Além desses dois estabelecimentos para o ensino dos índios, a coroa promoveu outras iniciativas visando a sua formação escolar. No início da década de 1770, o vice-rei, Marquês do Lavradio, solicitou ao governador do Rio Grande que enviasse quinze ou dezesseis índios ao Rio de Janeiro para aprenderem determinados ofícios. A iniciativa era uma possibilidade de alguns obterem uma formação mais sólida, pois, ao que parece, a escola da aldeia dos Anjos oferecia uma instrução um tanto aligeirada. Logo que soubessem ler e escrever, contar, rezar a doutrina cristã e falar o português, os estudantes deveriam deixar o colégio para dar lugar a outros. É provável que o número de meninos superasse as vagas existentes. Abreviar o tempo despendido na escola era, portanto, uma estratégia para remediar o problema.17
Lavradio ordenou que os rapazes se dirigissem à capital bem vestidos e solicitou ao governador que informasse quais eram filhos de principais.18 Tal preocupação seguia a prática de valorização e reprodução das elites indígenas, estratégia já utilizada pela monarquia em outras conjunturas (ALMEIDA, 2003). Além disso, não era uma novidade para os índios recém-chegados do Império espanhol, pois os jesuítas também relacionavam o acesso aos estudos à condição política dos pais, como mencionado acima. As ordens do vice-rei foram devidamente cumpridas e alguns dos meninos enviados à capital foram bem sucedidos, como veremos a seguir.

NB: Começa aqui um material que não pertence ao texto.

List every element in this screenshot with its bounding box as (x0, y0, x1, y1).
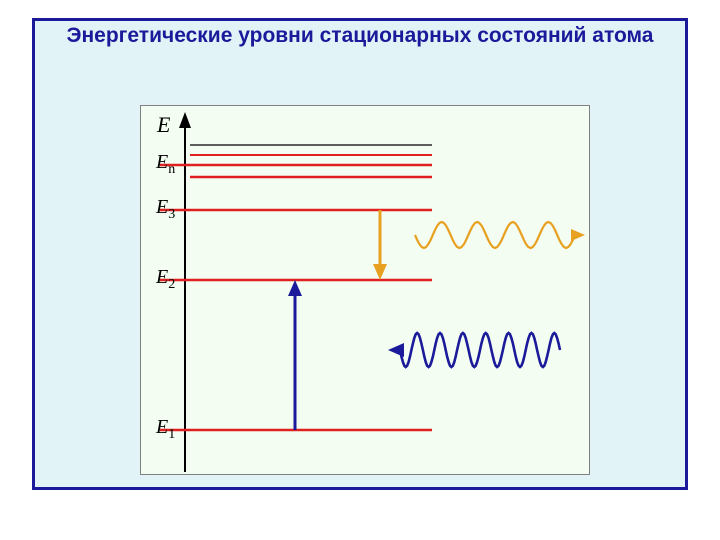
level-label-3: E3 (156, 196, 175, 223)
level-label-2: E2 (156, 266, 175, 293)
level-label-1: E1 (156, 416, 175, 443)
level-label-n: En (156, 151, 175, 178)
slide: Энергетические уровни стационарных состо… (0, 0, 720, 540)
axis-label-E: E (157, 112, 170, 138)
energy-diagram (0, 0, 720, 540)
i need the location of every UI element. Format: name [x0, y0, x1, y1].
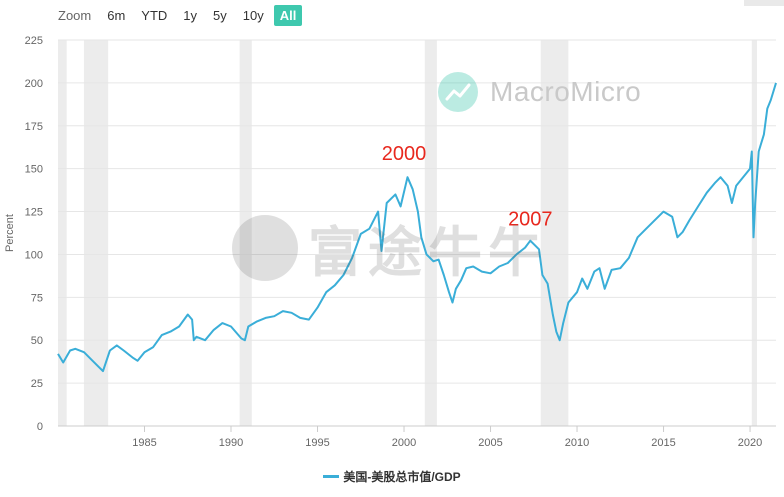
- zoom-ytd-button[interactable]: YTD: [141, 7, 168, 23]
- y-tick-label: 25: [31, 378, 43, 390]
- recession-band: [83, 40, 109, 426]
- y-tick-label: 75: [31, 292, 43, 304]
- y-tick-label: 150: [25, 164, 43, 176]
- logo-text: MacroMicro: [490, 76, 642, 107]
- zoom-6m-button[interactable]: 6m: [107, 7, 126, 23]
- recession-band: [239, 40, 252, 426]
- series-line: [57, 82, 777, 373]
- top-right-decor: [744, 0, 784, 6]
- x-tick-label: 2005: [478, 437, 502, 449]
- legend-swatch: [323, 475, 340, 478]
- chart-legend[interactable]: 美国-美股总市值/GDP: [0, 468, 784, 485]
- zoom-10y-button[interactable]: 10y: [242, 7, 264, 23]
- annotation-label: 2007: [508, 208, 553, 230]
- futu-watermark: 富途牛牛: [232, 208, 548, 287]
- y-tick-label: 175: [25, 121, 43, 133]
- chart-trend-icon: [438, 72, 478, 112]
- x-tick-label: 1995: [305, 437, 329, 449]
- macromicro-logo: MacroMicro: [438, 72, 641, 112]
- x-tick-label: 1990: [219, 437, 243, 449]
- y-tick-label: 50: [31, 335, 43, 347]
- y-tick-label: 225: [25, 35, 43, 47]
- zoom-5y-button[interactable]: 5y: [213, 7, 227, 23]
- x-tick-label: 2010: [565, 437, 589, 449]
- y-tick-label: 0: [37, 421, 43, 433]
- zoom-all-button[interactable]: All: [273, 4, 303, 26]
- x-tick-label: 2015: [651, 437, 675, 449]
- y-tick-label: 100: [25, 249, 43, 261]
- futu-logo-icon: [232, 214, 298, 281]
- y-axis-label: Percent: [4, 214, 16, 252]
- zoom-toolbar: Zoom 6m YTD 1y 5y 10y All: [58, 4, 306, 26]
- recession-band: [540, 40, 569, 426]
- recession-band: [424, 40, 437, 426]
- x-tick-label: 1985: [132, 437, 156, 449]
- zoom-label: Zoom: [58, 7, 92, 23]
- y-tick-label: 125: [25, 207, 43, 219]
- x-tick-label: 2000: [392, 437, 416, 449]
- recession-band: [58, 40, 67, 426]
- annotation-label: 2000: [382, 143, 427, 165]
- watermark-text: 富途牛牛: [308, 223, 548, 283]
- y-tick-label: 200: [25, 78, 43, 90]
- legend-label: 美国-美股总市值/GDP: [343, 470, 461, 484]
- zoom-1y-button[interactable]: 1y: [183, 7, 198, 23]
- x-tick-label: 2020: [738, 437, 762, 449]
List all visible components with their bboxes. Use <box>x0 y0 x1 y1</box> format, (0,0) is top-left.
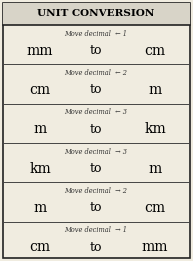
Text: mm: mm <box>27 44 53 58</box>
Text: km: km <box>29 162 51 176</box>
Text: cm: cm <box>30 240 51 254</box>
Text: to: to <box>90 123 102 136</box>
Text: UNIT CONVERSION: UNIT CONVERSION <box>37 9 155 19</box>
Text: Move decimal  ← 2: Move decimal ← 2 <box>64 69 128 77</box>
Text: to: to <box>90 162 102 175</box>
Text: to: to <box>90 84 102 96</box>
Text: Move decimal  ← 3: Move decimal ← 3 <box>64 108 128 116</box>
Text: m: m <box>33 122 47 136</box>
Text: cm: cm <box>30 83 51 97</box>
Text: m: m <box>148 162 162 176</box>
Text: m: m <box>33 201 47 215</box>
Text: cm: cm <box>144 201 166 215</box>
Text: m: m <box>148 83 162 97</box>
Text: mm: mm <box>142 240 168 254</box>
Text: to: to <box>90 44 102 57</box>
Text: cm: cm <box>144 44 166 58</box>
Text: Move decimal  → 1: Move decimal → 1 <box>64 226 128 234</box>
Text: Move decimal  → 3: Move decimal → 3 <box>64 148 128 156</box>
Text: to: to <box>90 241 102 254</box>
Text: km: km <box>144 122 166 136</box>
Text: to: to <box>90 201 102 214</box>
Text: Move decimal  → 2: Move decimal → 2 <box>64 187 128 195</box>
Bar <box>3 3 190 25</box>
Text: Move decimal  ← 1: Move decimal ← 1 <box>64 30 128 38</box>
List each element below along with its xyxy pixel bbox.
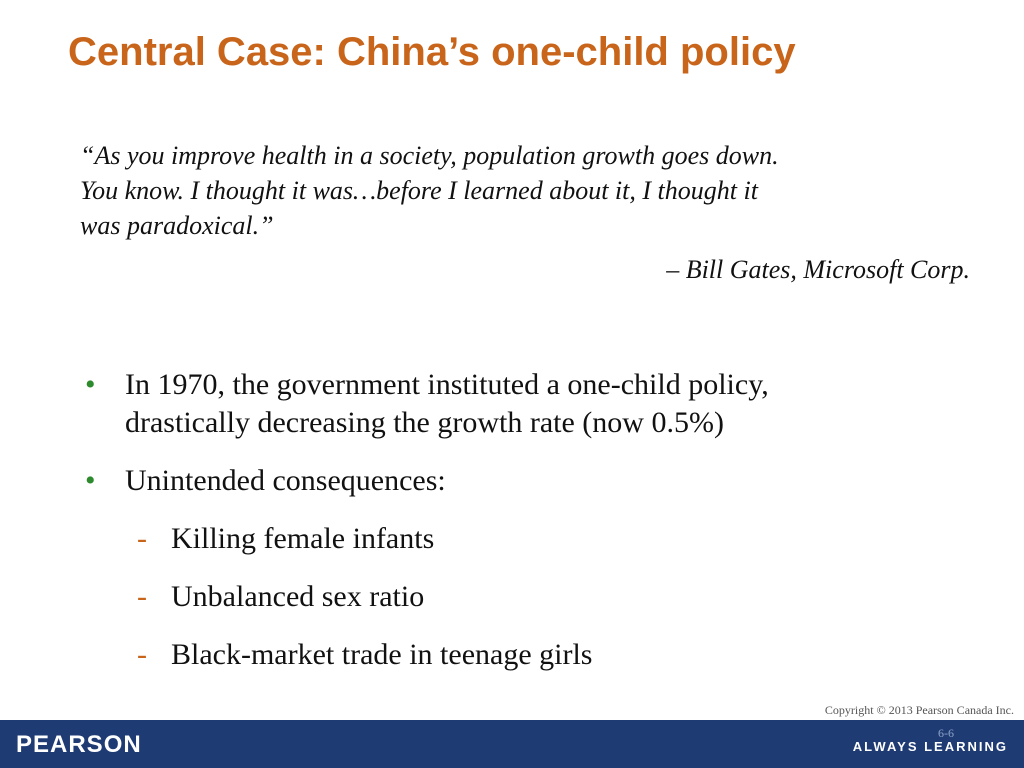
sub-bullet-item: - Unbalanced sex ratio — [137, 578, 985, 616]
page-number: 6-6 — [938, 726, 954, 740]
sub-bullet-text: Unbalanced sex ratio — [171, 580, 425, 613]
slide-title: Central Case: China’s one-child policy — [68, 30, 796, 74]
pearson-logo: PEARSON — [16, 731, 142, 758]
bullet-marker: • — [85, 464, 96, 497]
sub-bullet-marker: - — [137, 580, 147, 613]
sub-bullet-item: - Killing female infants — [137, 520, 985, 558]
copyright-notice: Copyright © 2013 Pearson Canada Inc. — [824, 703, 1014, 717]
sub-bullet-list: - Killing female infants - Unbalanced se… — [137, 520, 985, 674]
sub-bullet-text: Killing female infants — [171, 522, 435, 555]
bullet-text: drastically decreasing the growth rate (… — [125, 406, 724, 439]
bullet-item: • In 1970, the government instituted a o… — [85, 366, 985, 442]
footer-tagline: ALWAYS LEARNING — [852, 739, 1008, 754]
quote-attribution: – Bill Gates, Microsoft Corp. — [666, 255, 970, 284]
bullet-text: Unintended consequences: — [125, 464, 446, 497]
quote-line: was paradoxical.” — [80, 211, 274, 240]
quote: “As you improve health in a society, pop… — [80, 138, 980, 243]
bullet-list: • In 1970, the government instituted a o… — [85, 366, 985, 674]
sub-bullet-marker: - — [137, 522, 147, 555]
sub-bullet-marker: - — [137, 638, 147, 671]
quote-line: “As you improve health in a society, pop… — [80, 141, 779, 170]
sub-bullet-text: Black-market trade in teenage girls — [171, 638, 593, 671]
bullet-marker: • — [85, 368, 96, 401]
quote-line: You know. I thought it was…before I lear… — [80, 176, 758, 205]
bullet-item: • Unintended consequences: — [85, 462, 985, 500]
sub-bullet-item: - Black-market trade in teenage girls — [137, 636, 985, 674]
footer-bar: PEARSON 6-6 ALWAYS LEARNING — [0, 720, 1024, 768]
bullet-text: In 1970, the government instituted a one… — [125, 368, 769, 401]
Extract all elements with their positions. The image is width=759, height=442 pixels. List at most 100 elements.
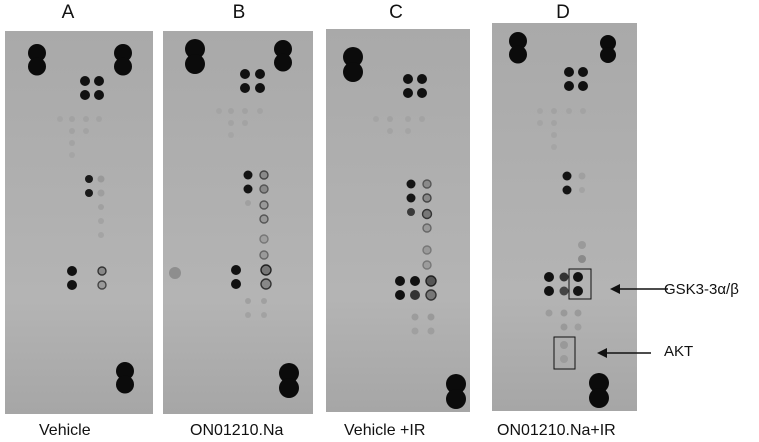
blot-spot	[578, 255, 586, 263]
blot-spot	[98, 218, 104, 224]
blot-spot	[216, 108, 222, 114]
panel-letter-b: B	[232, 2, 246, 23]
blot-spot	[417, 88, 427, 98]
gsk-box	[568, 268, 592, 300]
blot-spot	[410, 290, 420, 300]
blot-spot	[259, 250, 269, 260]
blot-spot	[578, 81, 588, 91]
blot-spot	[231, 279, 241, 289]
blot-spot	[562, 185, 572, 195]
blot-panel-b	[163, 31, 313, 414]
blot-spot	[228, 132, 234, 138]
blot-spot	[419, 116, 425, 122]
blot-spot	[259, 214, 269, 224]
blot-spot	[96, 116, 102, 122]
blot-spot	[544, 272, 554, 282]
blot-spot	[94, 90, 104, 100]
blot-spot	[387, 116, 393, 122]
blot-spot	[83, 128, 89, 134]
blot-spot	[257, 108, 263, 114]
blot-spot	[279, 378, 299, 398]
blot-spot	[259, 200, 269, 210]
panel-letter-a: A	[61, 2, 75, 23]
blot-spot	[573, 286, 583, 296]
blot-spot	[446, 374, 466, 394]
blot-spot	[573, 272, 583, 282]
blot-spot	[259, 184, 269, 194]
blot-spots-b	[169, 39, 299, 398]
akt-arrow	[597, 348, 651, 358]
blot-spot	[406, 179, 416, 189]
blot-spot	[255, 69, 265, 79]
blot-spot	[574, 309, 582, 317]
blot-spot	[69, 128, 75, 134]
blot-spot	[410, 276, 420, 286]
caption-vehicle-ir: Vehicle +IR	[344, 422, 426, 439]
blot-spots-a	[28, 44, 134, 394]
gsk-label: GSK3-3α/β	[664, 281, 739, 298]
blot-spot	[185, 39, 205, 59]
caption-on01210-na-ir: ON01210.Na+IR	[497, 422, 616, 439]
blot-spot	[425, 289, 437, 301]
blot-spot	[422, 223, 432, 233]
blot-spot	[559, 272, 569, 282]
blot-spot	[94, 76, 104, 86]
blot-spot	[97, 175, 105, 183]
blot-spot	[574, 323, 582, 331]
blot-spot	[579, 187, 585, 193]
blot-spot	[411, 327, 419, 335]
blot-spot	[260, 264, 272, 276]
blot-spot	[85, 189, 93, 197]
blot-spot	[551, 120, 557, 126]
blot-spot	[114, 57, 132, 76]
gsk-arrow	[610, 284, 668, 294]
blot-spot	[564, 67, 574, 77]
blot-spot	[589, 373, 609, 393]
blot-spot	[69, 116, 75, 122]
blot-spot	[97, 280, 107, 290]
blot-spot	[562, 171, 572, 181]
blot-spot	[343, 62, 363, 82]
blot-spot	[98, 204, 104, 210]
blot-spot	[407, 208, 415, 216]
blot-spot	[85, 175, 93, 183]
blot-spot	[600, 35, 616, 51]
blot-spot	[427, 327, 435, 335]
blot-spot	[545, 309, 553, 317]
blot-spot	[67, 266, 77, 276]
blot-spot	[421, 208, 433, 220]
blot-spot	[509, 45, 527, 64]
blot-spot	[446, 389, 466, 409]
blot-spot	[537, 120, 543, 126]
blot-spot	[589, 388, 609, 408]
blot-spot	[116, 375, 134, 394]
blot-spot	[578, 172, 586, 180]
blot-spot	[395, 290, 405, 300]
blot-spot	[395, 276, 405, 286]
blot-spot	[28, 44, 46, 62]
blot-spot	[242, 108, 248, 114]
blot-spot	[28, 57, 46, 76]
blot-spot	[403, 88, 413, 98]
blot-spot	[343, 47, 363, 67]
blot-spot	[261, 312, 267, 318]
blot-panel-d	[492, 23, 637, 411]
blot-spot	[97, 266, 107, 276]
blot-spot	[185, 54, 205, 74]
blot-spot	[259, 170, 269, 180]
blot-spot	[560, 355, 568, 363]
blot-spot	[114, 44, 132, 62]
blot-spot	[255, 83, 265, 93]
panel-letter-c: C	[389, 2, 403, 23]
blot-spot	[243, 170, 253, 180]
blot-spot	[560, 309, 568, 317]
blot-spot	[83, 116, 89, 122]
blot-spot	[69, 152, 75, 158]
akt-box	[553, 336, 576, 370]
blot-spot	[403, 74, 413, 84]
blot-spot	[80, 76, 90, 86]
blot-spot	[580, 108, 586, 114]
blot-spot	[422, 193, 432, 203]
blot-spot	[537, 108, 543, 114]
blot-spot	[544, 286, 554, 296]
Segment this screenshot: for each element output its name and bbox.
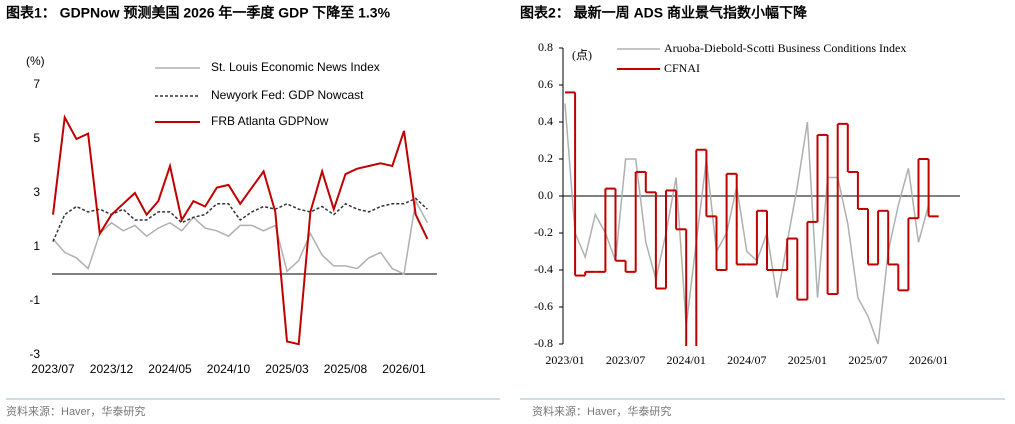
series-line: [564, 103, 930, 345]
y-tick-label: -3: [29, 347, 40, 361]
legend-label: FRB Atlanta GDPNow: [211, 114, 329, 128]
series-line: [52, 114, 429, 346]
y-axis-label: (%): [26, 54, 45, 68]
legend-label: CFNAI: [664, 61, 700, 75]
legend-label: Newyork Fed: GDP Nowcast: [211, 88, 364, 102]
x-tick-label: 2025/08: [324, 362, 368, 376]
y-tick-label: -1: [29, 293, 40, 307]
y-tick-label: -0.4: [534, 262, 553, 276]
y-tick-label: 0.6: [538, 77, 553, 91]
series-line: [52, 197, 428, 242]
chart-title: 图表2： 最新一周 ADS 商业景气指数小幅下降: [520, 5, 808, 21]
y-tick-label: 1: [33, 239, 40, 253]
legend-label: St. Louis Economic News Index: [211, 60, 380, 74]
y-tick-label: 0.8: [538, 40, 553, 54]
legend-label: Aruoba-Diebold-Scotti Business Condition…: [664, 41, 906, 55]
y-tick-label: -0.6: [534, 299, 553, 313]
x-tick-label: 2023/12: [90, 362, 134, 376]
x-tick-label: 2026/01: [382, 362, 426, 376]
chart-title: 图表1： GDPNow 预测美国 2026 年一季度 GDP 下降至 1.3%: [6, 5, 391, 21]
y-tick-label: 0.2: [538, 151, 553, 165]
x-tick-label: 2023/07: [606, 353, 645, 367]
y-tick-label: 5: [33, 131, 40, 145]
x-tick-label: 2026/01: [909, 353, 948, 367]
y-axis-label: (点): [572, 48, 592, 62]
source: 资料来源：Haver，华泰研究: [6, 404, 145, 418]
x-tick-label: 2023/01: [545, 353, 584, 367]
y-tick-label: 7: [33, 77, 40, 91]
source: 资料来源：Haver，华泰研究: [532, 404, 671, 418]
y-tick-label: 0.0: [538, 188, 553, 202]
x-tick-label: 2024/10: [207, 362, 251, 376]
x-tick-label: 2025/03: [265, 362, 309, 376]
y-tick-label: -0.8: [534, 336, 553, 350]
x-tick-label: 2024/05: [148, 362, 192, 376]
y-tick-label: 0.4: [538, 114, 553, 128]
x-tick-label: 2025/07: [848, 353, 887, 367]
series-line: [52, 198, 429, 276]
y-tick-label: -0.2: [534, 225, 553, 239]
x-tick-label: 2023/07: [31, 362, 75, 376]
x-tick-label: 2024/07: [727, 353, 766, 367]
y-tick-label: 3: [33, 185, 40, 199]
x-tick-label: 2025/01: [788, 353, 827, 367]
x-tick-label: 2024/01: [667, 353, 706, 367]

A iniciativa demonstra que o projeto de educação dos índios no período pombalino era mais amplo, pois não se restringia ao âmbito local. Além das escolas nas aldeias, previa ainda a continuidade dos estudos no Rio de Janeiro, oferecendo consideráveis oportunidades aos rapazes selecionados. Compreender esses deslocamentos pode auxiliar a perceber como os índios vivenciaram a legislação pombalina e os diferentes papéis que a educação desempenhou nessa nova conjuntura, que não pode ser reduzida à mera opressão. Afinal, como assinalou Pilar Gonzalbo Aizpuru, “entre a imposição de novas normas e a conservação de tradições, a educação foi simultaneamente instrumento de aculturação e de resistência, agente da modernidade e baluarte da reação” (GONZALBO AIZPURU, 2000, p. 11).
Dois índios enviados do Rio Grande do Sul, um proveniente da aldeia dos Anjos e outro da de São Nicolau em Rio Pardo, prosseguiram com seus estudos e conseguiram ingressar no sacerdócio. Ordenado na década de 1780, José Inácio da Silva Pereira parece ter sido o primeiro padre guarani do Brasil. Além dele, Antônio José de Araújo Silva também se dedicou aos estudos para o sacerdócio.19 Ambos estudaram no seminário São José. Fundado em 1739, era então uma das mais prestigiosas instituições de ensino do Brasil, principalmente após a expulsão dos jesuítas em 1759. Pelo seminário São José passaram alguns dos mais importantes intelectuais e políticos da América portuguesa.
Provavelmente, lá teria estudado Basílio da Gama, autor do célebre poema épico “O Uraguai”, impresso em 1769 (GAMA, 2006). A trajetória de Basílio da Gama foi marcada pela expulsão dos jesuítas do Império português e acabou imbricada com a dos índios das missões do Paraguai. Simpatizante da causa dos inacianos, após a expulsão foi a Roma, onde permaneceu por algum tempo. Posteriormente, mudou de ideia: retornou a Portugal e tentou se reaproximar do Marquês de Pombal. Para tanto, escreveu “O Uraguai”, inspirado nos conflitos ocorridos na região sul durante as tentativas de demarcação do Tratado de Madri (TEIXEIRA, 1999). No poema, são glorificados os atos do exército português e também, de certa forma, os índios, pois são apresentados como vítimas dos jesuítas. Ironicamente, os filhos desses índios, caracterizados como ingênuos e incapazes, iriam, menos de duas décadas após o conflito, estudar na mesma instituição de renomados luso-brasileiros. Talvez, do próprio autor do poema.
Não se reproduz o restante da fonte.